Sibomana, quien sobrevivió a las matanzas en Kiziguro, ha apuntado que "Gatete no sólo cometió atrocidades en Kiziguro, sino que encabezó asesinatos en Rukara, Kayonza, Rusumo y otros lugares". El hombre está acusado de ordenar el traslado de miles de tutsis al lugar de la fosa para que fueran ejecutados a machetazos.

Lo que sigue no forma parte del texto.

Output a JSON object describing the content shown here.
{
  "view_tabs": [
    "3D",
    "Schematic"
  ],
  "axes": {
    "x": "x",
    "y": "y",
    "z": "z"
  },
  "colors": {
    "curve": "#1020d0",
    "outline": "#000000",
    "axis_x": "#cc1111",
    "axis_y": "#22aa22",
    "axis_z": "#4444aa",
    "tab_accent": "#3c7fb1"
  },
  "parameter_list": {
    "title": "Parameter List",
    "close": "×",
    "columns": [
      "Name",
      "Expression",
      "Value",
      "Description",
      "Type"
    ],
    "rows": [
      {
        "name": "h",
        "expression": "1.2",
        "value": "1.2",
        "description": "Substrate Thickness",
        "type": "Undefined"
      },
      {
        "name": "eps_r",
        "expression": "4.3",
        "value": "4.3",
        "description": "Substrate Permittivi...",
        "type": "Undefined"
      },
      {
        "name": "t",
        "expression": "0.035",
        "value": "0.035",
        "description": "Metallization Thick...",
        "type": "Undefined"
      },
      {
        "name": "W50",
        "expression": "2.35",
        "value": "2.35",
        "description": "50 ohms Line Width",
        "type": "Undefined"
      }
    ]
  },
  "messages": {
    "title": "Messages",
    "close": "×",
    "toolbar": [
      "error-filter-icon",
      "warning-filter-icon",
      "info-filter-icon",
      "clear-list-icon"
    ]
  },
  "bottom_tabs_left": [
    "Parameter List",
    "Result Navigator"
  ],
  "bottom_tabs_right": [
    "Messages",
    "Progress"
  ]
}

Gatete, que fue arrestado en 2002 en República del Congo, fue condenado en 2011 a cadena perpetua por el Tribunal Penal Internacional para Ruanda (TPIR), una sentencia reducida en 2012 a 40 años de cárcel tras el proceso de apelación.

Alrededor de 800.000 ruandeses, la inmensa mayoría de ellos tutsis y hutus moderados, fueron asesinados por extremistas hutu durante cerca de tres meses en 1994. A día de hoy todavía se están descubriendo fosas comunes, especialmente desde que los condenados que han cumplido sus penas han aportado información sobre el lugar en el que enterraron o abandonaron a sus víctimas.

Las raíces del conflicto entre hutus y tutsis se remontan varias generaciones pero el genocidio se desató tras la muerte del presidente Juvenal Habyarimana, víctima del derribo de su avión presidencial --en el que también viajaba el presidente de Burundi, Cyprien Ntaryamira-- con un misil el 6 de abril de 1994.

Tras la muerte del mandatario, la milicia Interahamwe lanzó una campaña de ejecuciones que se prolongó durante 100 días, en muchas ocasiones despedazando a sus víctimas en sus casas, en iglesias, estadios de fútbol o en barricadas.